The parallel crises in the CAR and neighbouring Congo have encouraged the new French Socialist government to press ahead with the promised rethink of its Africa policy, particularly with regard to defence issues. The CAR will be one of the countries most affected by the reforms, both because it is a strategic linchpin of French military operations in Africa and because it has often been treated as a private backyard, where Paris felt free to intervene in much the same way as US governments used to do in the small states of Central America. Under the former president, Francois Mitterrand, the Socialists, in spite of their left-wing credentials, did little to change this approach. But, since taking over the party leadership in the wake of his unexpectedly strong performance in the 1995 presidential election, Lionel Jospin has shifted party policy in a decisively reformist direction. Now, following the Socialists' surprise victory in the recent parliamentary elections, he is prime minister. The way he shapes France's future role in the CAR will have special significance because it was over this issue that he broke with the cross- party consensus in January this year, with blazing criticism of the frontal attack by French troops on the rebels in Bangui. France should not, he said, "combine interference with impotence".

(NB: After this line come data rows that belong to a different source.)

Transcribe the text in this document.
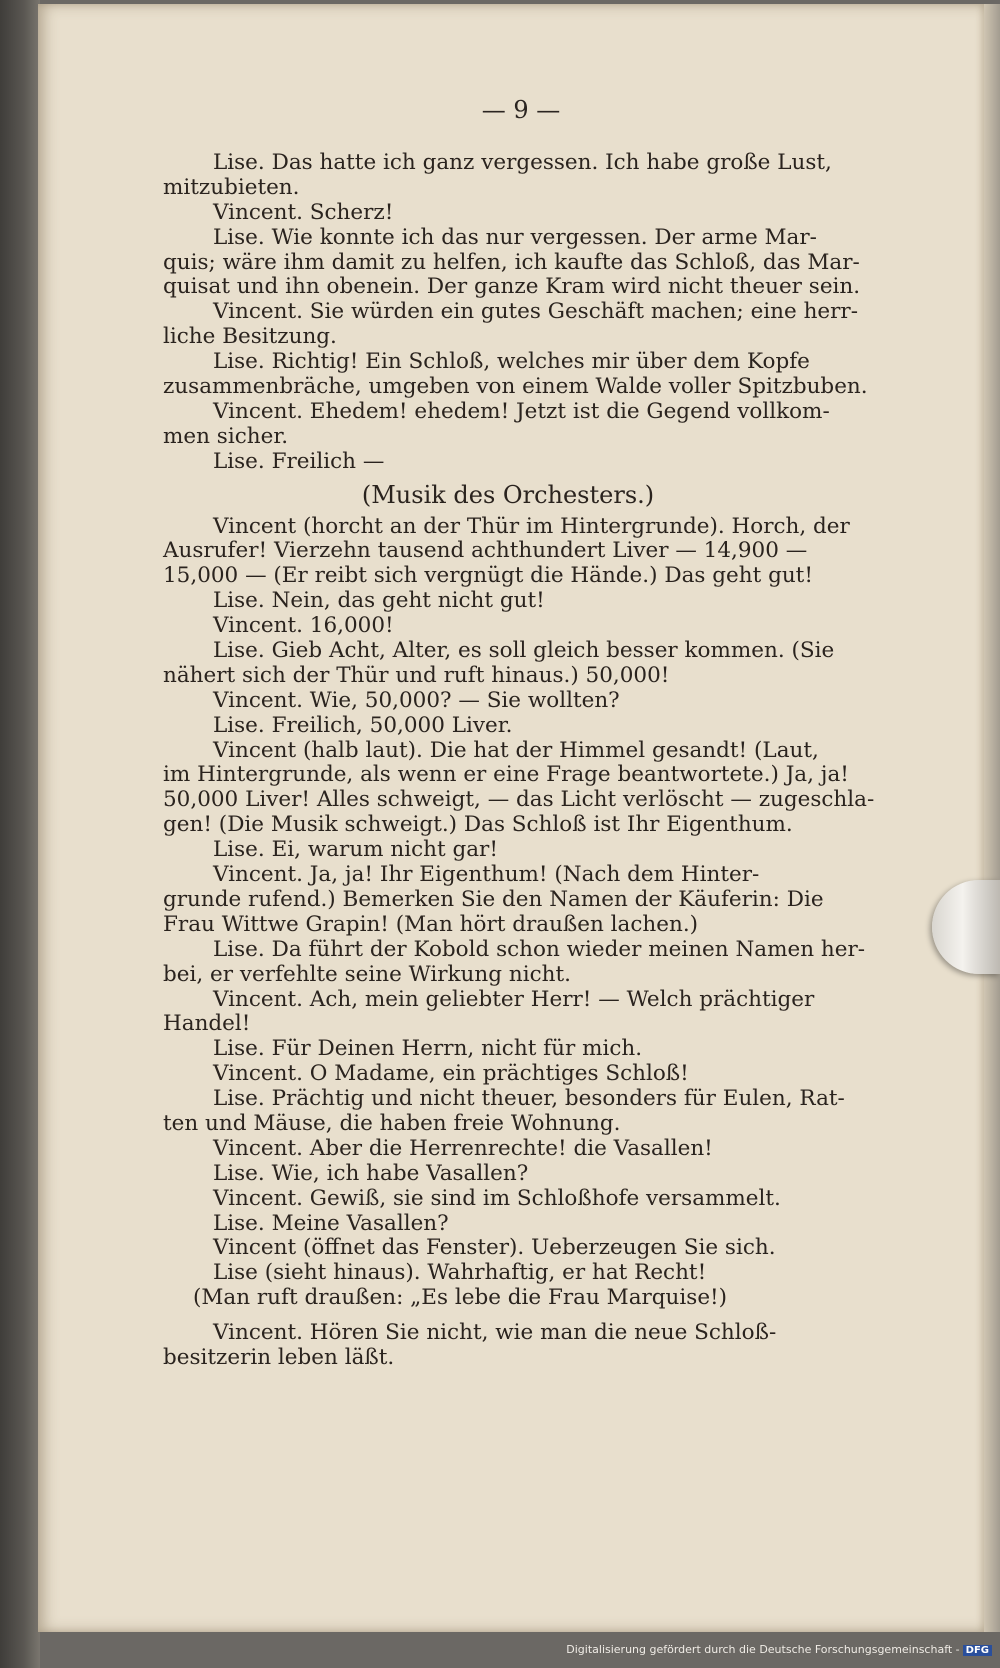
— 9 —
Lise. Das hatte ich ganz vergessen. Ich habe große Lust,
mitzubieten.
Vincent. Scherz!
Lise. Wie konnte ich das nur vergessen. Der arme Mar-
quis; wäre ihm damit zu helfen, ich kaufte das Schloß, das Mar-
quisat und ihn obenein. Der ganze Kram wird nicht theuer sein.
Vincent. Sie würden ein gutes Geschäft machen; eine herr-
liche Besitzung.
Lise. Richtig! Ein Schloß, welches mir über dem Kopfe
zusammenbräche, umgeben von einem Walde voller Spitzbuben.
Vincent. Ehedem! ehedem! Jetzt ist die Gegend vollkom-
men sicher.
Lise. Freilich —
(Musik des Orchesters.)
Vincent (horcht an der Thür im Hintergrunde). Horch, der
Ausrufer! Vierzehn tausend achthundert Liver — 14,900 —
15,000 — (Er reibt sich vergnügt die Hände.) Das geht gut!
Lise. Nein, das geht nicht gut!
Vincent. 16,000!
Lise. Gieb Acht, Alter, es soll gleich besser kommen. (Sie
nähert sich der Thür und ruft hinaus.) 50,000!
Vincent. Wie, 50,000? — Sie wollten?
Lise. Freilich, 50,000 Liver.
Vincent (halb laut). Die hat der Himmel gesandt! (Laut,
im Hintergrunde, als wenn er eine Frage beantwortete.) Ja, ja!
50,000 Liver! Alles schweigt, — das Licht verlöscht — zugeschla-
gen! (Die Musik schweigt.) Das Schloß ist Ihr Eigenthum.
Lise. Ei, warum nicht gar!
Vincent. Ja, ja! Ihr Eigenthum! (Nach dem Hinter-
grunde rufend.) Bemerken Sie den Namen der Käuferin: Die
Frau Wittwe Grapin! (Man hört draußen lachen.)
Lise. Da führt der Kobold schon wieder meinen Namen her-
bei, er verfehlte seine Wirkung nicht.
Vincent. Ach, mein geliebter Herr! — Welch prächtiger
Handel!
Lise. Für Deinen Herrn, nicht für mich.
Vincent. O Madame, ein prächtiges Schloß!
Lise. Prächtig und nicht theuer, besonders für Eulen, Rat-
ten und Mäuse, die haben freie Wohnung.
Vincent. Aber die Herrenrechte! die Vasallen!
Lise. Wie, ich habe Vasallen?
Vincent. Gewiß, sie sind im Schloßhofe versammelt.
Lise. Meine Vasallen?
Vincent (öffnet das Fenster). Ueberzeugen Sie sich.
Lise (sieht hinaus). Wahrhaftig, er hat Recht!
(Man ruft draußen: „Es lebe die Frau Marquise!)
Vincent. Hören Sie nicht, wie man die neue Schloß-
besitzerin leben läßt.
Digitalisierung gefördert durch die Deutsche Forschungsgemeinschaft - DFG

--as a military base closes
Already the Socialists are reviewing France's military presence in Africa, with a view to making big forces cuts (see Political scene). At the beginning of August, the defence minister, Alain Richard, confirmed earlier leaks indicating the closure of one of the two French bases in the CAR at Bouar in the west of the country, where the presence of foreign troops has long been a source of local tension. The second base, in Bangui, will be scaled back, while a presence at the M'poko air base will be maintained. Reform of the political aspect of relations will be more difficult in the case of the CAR. The reformist pre- election programme drafted by the Socialist Party's Africa secretary, Guy Labertit, promises a "new partnership with the Africa of young democrats" and a break with the "politics of networks [reseaux] and clientelism", a specific reference to the system of personal contacts developed over decades by Jacques Foccart, the veteran Africa adviser to Gaullist presidents--including the current incumbent, Jacques Chirac--who died earlier this year. French relations with the CAR and Gabon have long been seen as epitomising the network system. In the CAR, however, France has faced the difficult choice of how far to go in supporting Mr Patasse, who has proved to be neither a successful economic manager nor a credible, consensus-building national leader, but who was nevertheless elected in conditions generally accepted as reasonably free and fair. Last year, the then right-wing government in Paris tried to support a reformist prime minister in the CAR, Jean-Paul Ngoupande, but he was elbowed aside by Mr Patasse. The Socialists' new line is unlikely to have much effect in the short term over such dilemmas. In the longer term, though, it may begin to change the climate, giving reassurance of more active French support to reformist democratic African leaders and distancing Paris from association with authoritarian strongmen or corrupt incompetents.